The COVID-19 pandemic triggered unprecedented government spending to support the economy and healthcare efforts. The deficit skyrocketed, reaching levels not seen since World War II. The debate over stimulus packages, infrastructure spending, and taxation remains central to the current fiscal landscape. 

So, there you have it. A small deficit, managed during the post-Revolution era, a post WWII-era economic boom which shrunk the deficit, massive spending with less tax dollars to cover it, a budget surplus, a massive deficit associated with post-Global-Financial-Crisis stimulus, and finally, a massive deficit caused by pandemic-era stimulus. 

Investment Considerations 

As with our own personal budgets, governments must manage their budgets to ensure a healthy financial environment, which is why many are concerned about the current budget deficit, while improving, is still at unprecedented heights. What are some of the implications of a large budget deficit? 

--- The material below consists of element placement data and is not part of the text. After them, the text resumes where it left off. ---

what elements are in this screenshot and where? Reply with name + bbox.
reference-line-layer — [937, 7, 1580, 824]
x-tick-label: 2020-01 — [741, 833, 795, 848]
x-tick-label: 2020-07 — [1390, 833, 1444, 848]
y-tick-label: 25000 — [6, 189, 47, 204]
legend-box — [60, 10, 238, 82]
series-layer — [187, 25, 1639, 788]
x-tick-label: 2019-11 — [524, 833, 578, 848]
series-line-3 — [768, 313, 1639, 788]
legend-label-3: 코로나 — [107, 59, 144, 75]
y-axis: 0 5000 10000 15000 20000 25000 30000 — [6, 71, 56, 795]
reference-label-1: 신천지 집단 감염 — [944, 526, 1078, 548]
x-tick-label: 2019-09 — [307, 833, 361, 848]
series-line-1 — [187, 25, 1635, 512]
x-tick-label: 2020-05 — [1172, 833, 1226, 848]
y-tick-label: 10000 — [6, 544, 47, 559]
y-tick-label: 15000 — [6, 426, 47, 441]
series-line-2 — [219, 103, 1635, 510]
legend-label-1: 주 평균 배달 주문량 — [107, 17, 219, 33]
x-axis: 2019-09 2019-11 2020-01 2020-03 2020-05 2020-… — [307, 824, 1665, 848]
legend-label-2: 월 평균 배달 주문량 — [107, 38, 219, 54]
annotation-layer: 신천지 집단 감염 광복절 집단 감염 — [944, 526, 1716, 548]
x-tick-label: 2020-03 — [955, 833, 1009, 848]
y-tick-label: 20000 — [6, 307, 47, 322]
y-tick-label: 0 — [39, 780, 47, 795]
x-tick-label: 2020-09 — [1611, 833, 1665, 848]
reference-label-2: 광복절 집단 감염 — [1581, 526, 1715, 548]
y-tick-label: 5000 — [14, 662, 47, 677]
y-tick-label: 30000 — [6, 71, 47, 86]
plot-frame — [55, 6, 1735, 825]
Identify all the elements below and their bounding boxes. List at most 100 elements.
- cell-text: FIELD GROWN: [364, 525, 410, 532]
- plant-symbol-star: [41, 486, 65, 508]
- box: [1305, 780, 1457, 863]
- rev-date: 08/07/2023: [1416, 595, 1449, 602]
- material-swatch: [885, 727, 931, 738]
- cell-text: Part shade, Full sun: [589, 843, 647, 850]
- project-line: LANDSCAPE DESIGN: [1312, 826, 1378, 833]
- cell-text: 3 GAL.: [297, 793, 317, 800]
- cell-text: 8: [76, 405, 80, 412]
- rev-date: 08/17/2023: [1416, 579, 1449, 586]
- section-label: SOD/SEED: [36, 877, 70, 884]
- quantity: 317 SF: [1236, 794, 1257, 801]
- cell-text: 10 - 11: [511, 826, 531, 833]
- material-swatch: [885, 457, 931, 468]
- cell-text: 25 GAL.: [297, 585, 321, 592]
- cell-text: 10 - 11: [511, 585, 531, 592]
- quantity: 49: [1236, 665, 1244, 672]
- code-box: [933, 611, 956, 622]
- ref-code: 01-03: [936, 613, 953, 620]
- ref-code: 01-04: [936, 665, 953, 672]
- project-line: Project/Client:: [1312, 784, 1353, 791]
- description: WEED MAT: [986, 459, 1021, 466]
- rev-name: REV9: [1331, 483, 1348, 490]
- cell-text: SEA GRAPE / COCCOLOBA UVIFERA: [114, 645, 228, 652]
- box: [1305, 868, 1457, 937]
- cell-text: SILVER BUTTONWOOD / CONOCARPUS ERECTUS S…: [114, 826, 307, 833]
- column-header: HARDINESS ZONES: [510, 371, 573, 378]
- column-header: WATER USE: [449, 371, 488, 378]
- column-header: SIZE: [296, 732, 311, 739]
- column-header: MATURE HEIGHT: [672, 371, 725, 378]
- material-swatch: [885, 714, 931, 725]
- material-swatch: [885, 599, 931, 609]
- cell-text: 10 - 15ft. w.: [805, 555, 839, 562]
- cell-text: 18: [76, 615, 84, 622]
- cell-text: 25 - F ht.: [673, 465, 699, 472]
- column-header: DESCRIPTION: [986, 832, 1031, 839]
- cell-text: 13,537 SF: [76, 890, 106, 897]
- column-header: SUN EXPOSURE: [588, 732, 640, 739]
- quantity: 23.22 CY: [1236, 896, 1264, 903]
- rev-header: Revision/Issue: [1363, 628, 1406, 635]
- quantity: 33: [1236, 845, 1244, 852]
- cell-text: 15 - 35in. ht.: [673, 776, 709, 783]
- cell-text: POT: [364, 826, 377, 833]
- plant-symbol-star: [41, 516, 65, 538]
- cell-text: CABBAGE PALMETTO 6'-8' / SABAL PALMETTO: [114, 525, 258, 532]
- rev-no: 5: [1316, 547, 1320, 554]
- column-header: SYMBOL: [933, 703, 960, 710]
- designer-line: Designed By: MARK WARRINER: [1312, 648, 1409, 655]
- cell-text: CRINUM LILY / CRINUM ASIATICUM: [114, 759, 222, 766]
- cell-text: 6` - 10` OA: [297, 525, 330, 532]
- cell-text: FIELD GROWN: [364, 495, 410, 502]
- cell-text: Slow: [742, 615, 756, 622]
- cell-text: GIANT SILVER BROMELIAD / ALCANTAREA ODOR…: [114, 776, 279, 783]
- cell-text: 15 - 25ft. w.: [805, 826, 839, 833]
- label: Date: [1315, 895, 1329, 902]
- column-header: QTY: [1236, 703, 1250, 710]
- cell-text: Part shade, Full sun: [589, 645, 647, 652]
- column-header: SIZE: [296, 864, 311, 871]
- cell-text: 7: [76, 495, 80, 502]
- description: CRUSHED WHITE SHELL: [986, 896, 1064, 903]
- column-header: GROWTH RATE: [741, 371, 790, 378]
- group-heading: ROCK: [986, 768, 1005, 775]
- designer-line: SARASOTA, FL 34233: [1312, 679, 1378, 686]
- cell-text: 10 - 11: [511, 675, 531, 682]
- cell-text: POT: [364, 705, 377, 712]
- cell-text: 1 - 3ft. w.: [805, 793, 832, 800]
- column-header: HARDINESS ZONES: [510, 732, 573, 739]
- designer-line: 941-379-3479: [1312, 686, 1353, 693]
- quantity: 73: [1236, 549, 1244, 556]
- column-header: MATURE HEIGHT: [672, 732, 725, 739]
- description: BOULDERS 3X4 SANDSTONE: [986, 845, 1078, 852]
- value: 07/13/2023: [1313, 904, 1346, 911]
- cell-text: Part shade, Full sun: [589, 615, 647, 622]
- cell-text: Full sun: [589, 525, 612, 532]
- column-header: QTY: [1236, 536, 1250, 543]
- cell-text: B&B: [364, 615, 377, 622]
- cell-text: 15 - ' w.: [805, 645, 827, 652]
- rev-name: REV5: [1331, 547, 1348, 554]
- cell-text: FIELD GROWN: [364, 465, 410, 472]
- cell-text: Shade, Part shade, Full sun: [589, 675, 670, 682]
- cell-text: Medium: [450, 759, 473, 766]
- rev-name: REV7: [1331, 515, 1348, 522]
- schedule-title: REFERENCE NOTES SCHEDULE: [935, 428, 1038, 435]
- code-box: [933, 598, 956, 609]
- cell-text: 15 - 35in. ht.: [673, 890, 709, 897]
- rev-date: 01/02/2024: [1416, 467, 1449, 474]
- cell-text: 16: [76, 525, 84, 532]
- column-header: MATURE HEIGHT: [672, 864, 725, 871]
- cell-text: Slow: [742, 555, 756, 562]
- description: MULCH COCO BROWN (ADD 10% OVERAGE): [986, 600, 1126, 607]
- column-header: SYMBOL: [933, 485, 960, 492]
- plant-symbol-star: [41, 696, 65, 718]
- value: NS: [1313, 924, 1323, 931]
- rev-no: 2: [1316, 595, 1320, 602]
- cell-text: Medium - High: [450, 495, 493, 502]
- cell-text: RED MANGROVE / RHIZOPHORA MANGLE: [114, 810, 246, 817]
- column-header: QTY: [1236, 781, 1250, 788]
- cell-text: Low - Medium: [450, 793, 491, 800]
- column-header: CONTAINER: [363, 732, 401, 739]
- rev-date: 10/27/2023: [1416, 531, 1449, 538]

  • Interest Rates: Deficits can influence interest rates, affecting borrowing costs for governments, businesses, and consumers. Countries with higher deficits and debt levels may be forced to pay more in order to borrow. 
  • Inflation: High deficits may contribute to already strong inflationary pressures. 
  • Taxation and Policy Changes: Tax policies and government spending can directly impact investment returns. In order to shrink an out-of-control budget deficit, lawmakers may be forced to raise taxes or cut government-sponsored programs. 


The history of the US budget deficit reflects the nation’s economic, political, and social evolution. We have a love-hate relationship with government spending. Sure, we would like to have access to services and programs, but not unlike our own budgets, those things must ultimately be paid for. Many believe that accumulating huge debt burdens to finance deficits is the equivalent of kicking the can down the road and leaving the mess for future generations. More recently, government spending brought the US economy back on its feet in the wake of pandemic lockdowns and a flash recession. Though the Federal deficit has improved markedly in the past 18 months, it remains at untenable levels. The recent showdown between lawmakers over a spending bill has thrown the federal deficit back into sharp focus once again. Though the issue was resolved, the fix was only temporary. Ultimately, lawmakers are going to have to decide on the tradeoffs between raising taxes, cutting spending… or neither. All three will have an impact on your financial health.